Greatest Cricket Moments

Shane Warne's Ball of the Century — Mike Gatting, Old Trafford 1993

1993-06-04England vs Australia1st Ashes Test, Old Trafford, Manchester2 min readSeverity: Serious

Summary

Shane Warne's first ball in Ashes cricket pitched outside leg stump and spun 18 inches to hit the top of Mike Gatting's off stump — the most famous single delivery in cricket history, announcing to the world that leg-spin was not dead.

Background

Shane Warne had already played 11 Tests for Australia before the 1993 Ashes, taking 27 wickets. He was known in Australia but largely unknown in England. Leg-spin — considered a dying art by the early 1990s — had been absent from Test cricket at the highest level for years. Warne was 23 years old and bowling the first ball of his first Ashes over.

Build-Up

England were 80 for one in their first innings of the first Test at Old Trafford. Mike Gatting — a veteran batsman who had played Warne in county cricket preparation matches and had seen nothing to concern him — was on 4. Warne had the ball in hand for the first time in an Ashes Test. The rest of the world didn't know what was about to happen.

What Happened

Warne ran in from the pavilion end and bowled — a huge looping leg-break that pitched well outside leg stump. Everything about the delivery said it would pass harmlessly. Gatting began to play a defensive shot to the leg side, judging the ball was going well wide. Then the ball gripped the Old Trafford pitch and turned — sharply, violently — a full 18 inches to the right. It passed Gatting's bat on the inside. It passed his pad. It hit the top of off stump.
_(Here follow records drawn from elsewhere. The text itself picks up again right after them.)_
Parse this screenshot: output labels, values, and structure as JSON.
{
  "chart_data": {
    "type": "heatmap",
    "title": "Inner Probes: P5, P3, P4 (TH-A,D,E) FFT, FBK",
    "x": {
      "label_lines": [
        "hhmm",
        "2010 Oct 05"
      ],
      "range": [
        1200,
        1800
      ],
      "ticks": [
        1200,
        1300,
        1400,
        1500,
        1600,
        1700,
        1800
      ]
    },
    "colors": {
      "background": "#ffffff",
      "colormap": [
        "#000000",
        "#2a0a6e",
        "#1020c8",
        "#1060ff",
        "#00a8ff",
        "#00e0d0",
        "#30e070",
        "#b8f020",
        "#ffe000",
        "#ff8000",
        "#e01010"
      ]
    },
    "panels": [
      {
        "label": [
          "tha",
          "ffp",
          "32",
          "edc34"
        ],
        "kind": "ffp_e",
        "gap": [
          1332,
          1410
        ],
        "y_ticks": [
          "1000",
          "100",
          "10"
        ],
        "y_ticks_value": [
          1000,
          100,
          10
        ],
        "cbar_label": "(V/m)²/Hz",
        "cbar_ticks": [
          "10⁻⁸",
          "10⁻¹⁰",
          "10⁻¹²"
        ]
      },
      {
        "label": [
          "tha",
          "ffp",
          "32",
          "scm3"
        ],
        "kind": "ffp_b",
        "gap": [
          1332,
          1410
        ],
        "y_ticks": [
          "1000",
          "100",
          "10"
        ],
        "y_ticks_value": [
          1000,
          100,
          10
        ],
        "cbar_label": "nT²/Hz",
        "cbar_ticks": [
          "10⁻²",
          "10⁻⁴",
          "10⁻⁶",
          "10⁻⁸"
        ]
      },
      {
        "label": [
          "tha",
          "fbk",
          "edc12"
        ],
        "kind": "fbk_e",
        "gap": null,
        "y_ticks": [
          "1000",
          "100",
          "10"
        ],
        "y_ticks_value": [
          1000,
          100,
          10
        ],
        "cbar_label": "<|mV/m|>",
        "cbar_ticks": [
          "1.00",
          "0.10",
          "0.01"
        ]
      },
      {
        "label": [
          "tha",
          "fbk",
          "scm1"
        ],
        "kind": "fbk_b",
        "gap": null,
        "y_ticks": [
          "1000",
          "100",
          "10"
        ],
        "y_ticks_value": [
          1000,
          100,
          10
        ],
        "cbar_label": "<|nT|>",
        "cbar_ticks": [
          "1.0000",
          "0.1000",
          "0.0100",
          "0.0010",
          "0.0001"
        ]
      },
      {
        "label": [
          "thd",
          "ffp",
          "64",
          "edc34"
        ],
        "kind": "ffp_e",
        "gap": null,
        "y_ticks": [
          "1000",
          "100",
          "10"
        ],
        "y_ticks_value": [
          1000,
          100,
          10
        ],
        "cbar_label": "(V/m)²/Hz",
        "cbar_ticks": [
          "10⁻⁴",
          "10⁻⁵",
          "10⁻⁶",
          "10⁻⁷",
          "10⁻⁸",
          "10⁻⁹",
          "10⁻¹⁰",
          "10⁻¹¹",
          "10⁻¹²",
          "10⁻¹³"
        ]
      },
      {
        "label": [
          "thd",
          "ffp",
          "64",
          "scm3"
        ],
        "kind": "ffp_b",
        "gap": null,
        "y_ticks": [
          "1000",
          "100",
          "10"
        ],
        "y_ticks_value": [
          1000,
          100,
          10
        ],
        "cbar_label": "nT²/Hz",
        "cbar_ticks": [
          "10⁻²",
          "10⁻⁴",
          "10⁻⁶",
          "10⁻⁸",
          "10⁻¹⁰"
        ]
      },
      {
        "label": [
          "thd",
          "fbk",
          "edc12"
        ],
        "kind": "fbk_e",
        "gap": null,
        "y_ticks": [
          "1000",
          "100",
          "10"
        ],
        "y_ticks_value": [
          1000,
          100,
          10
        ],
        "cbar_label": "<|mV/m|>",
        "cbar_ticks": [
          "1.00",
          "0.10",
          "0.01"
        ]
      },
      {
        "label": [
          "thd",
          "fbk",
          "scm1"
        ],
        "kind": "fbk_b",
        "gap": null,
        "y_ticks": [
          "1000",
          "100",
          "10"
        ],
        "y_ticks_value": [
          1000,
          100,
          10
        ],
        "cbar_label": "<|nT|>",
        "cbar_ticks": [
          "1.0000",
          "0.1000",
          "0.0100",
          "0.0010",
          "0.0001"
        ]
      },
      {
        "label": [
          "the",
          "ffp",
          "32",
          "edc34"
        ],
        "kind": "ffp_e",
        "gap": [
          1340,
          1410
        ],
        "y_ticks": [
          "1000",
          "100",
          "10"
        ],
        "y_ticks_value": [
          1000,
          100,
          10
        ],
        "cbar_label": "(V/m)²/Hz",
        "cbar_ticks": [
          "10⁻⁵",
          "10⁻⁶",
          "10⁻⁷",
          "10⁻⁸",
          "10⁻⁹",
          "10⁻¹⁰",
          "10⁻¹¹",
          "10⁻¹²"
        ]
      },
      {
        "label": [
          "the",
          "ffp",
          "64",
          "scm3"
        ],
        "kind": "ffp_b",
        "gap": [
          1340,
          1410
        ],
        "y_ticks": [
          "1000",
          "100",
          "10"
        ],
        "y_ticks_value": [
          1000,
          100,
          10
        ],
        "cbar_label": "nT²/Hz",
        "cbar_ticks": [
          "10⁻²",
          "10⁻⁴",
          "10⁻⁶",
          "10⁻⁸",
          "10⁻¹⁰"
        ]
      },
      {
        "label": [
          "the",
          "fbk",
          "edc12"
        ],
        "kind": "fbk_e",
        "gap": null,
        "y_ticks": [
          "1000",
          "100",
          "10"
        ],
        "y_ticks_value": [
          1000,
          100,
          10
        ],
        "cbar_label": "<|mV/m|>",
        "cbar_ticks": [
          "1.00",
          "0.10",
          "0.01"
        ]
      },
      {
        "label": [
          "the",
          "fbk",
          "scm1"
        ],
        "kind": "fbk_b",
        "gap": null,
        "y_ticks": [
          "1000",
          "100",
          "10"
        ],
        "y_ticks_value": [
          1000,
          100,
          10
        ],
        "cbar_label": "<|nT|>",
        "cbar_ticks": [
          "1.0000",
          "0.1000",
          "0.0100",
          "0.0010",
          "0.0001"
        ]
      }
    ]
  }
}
Gatting stared at his stumps. He looked at the pitch. He looked at Warne. He could not understand what had happened. He stood for three seconds — an eternity in cricket — before turning and walking off. The England dressing room fell quiet. The Australians erupted. Richie Benaud's commentary — 'he's done it' — became one of cricket's most quoted phrases.

Warne took 4/51 in the first innings. Australia won the Test. The leg-spin revival had begun.

Key Moments

1

The delivery — pitched outside leg, turned 18 inches, hit off stump

2

Gatting's stunned pause at the crease — unable to process what had happened

3

Richie Benaud's commentary — 'he's done it, he's started with a perfect leg-break'

Timeline

June 4, 1993

First Ashes Test begins at Old Trafford

England 80/1

Warne bowls his first ball in Ashes cricket to Mike Gatting

The delivery

Ball pitches outside leg, spins 18 inches, hits off stump

1993 Ashes

Warne takes 34 wickets — Australia win series 4-1

Aftermath

Warne went on to take 34 wickets in the 1993 Ashes, Australia won 4-1. Warne finished his career with 708 Test wickets — the most by any spinner in history, and the second-most of any bowler behind Muttiah Muralitharan. Leg-spin became fashionable again across the world.

⚖️ The Verdict

The single most famous delivery in cricket history. The Ball of the Century did not just dismiss Mike Gatting — it revived an entire bowling discipline and announced Warne as the greatest leg-spinner the game had ever seen.

Legacy & Impact

The Ball of the Century is cricket's most replayed delivery. It changed the course of bowling technique globally — coaches began teaching leg-spin again, entire academies were built around Warne's methods. A generation of leg-spinners from Anil Kumble to Yasir Shah to Adil Rashid cite 1993 as the moment that inspired them.

Frequently Asked Questions

How much did the ball turn?
Contemporary estimates and reconstructions suggest approximately 18 inches (45cm) of lateral drift from outside leg stump to off stump — an extraordinary amount of turn on a relatively good pitch.
Did Gatting ever come to terms with the dismissal?
Gatting said in interviews that he genuinely couldn't explain what happened until he saw the replay. He said the ball appeared to be going well outside leg when he committed to playing it — by which point it was too late.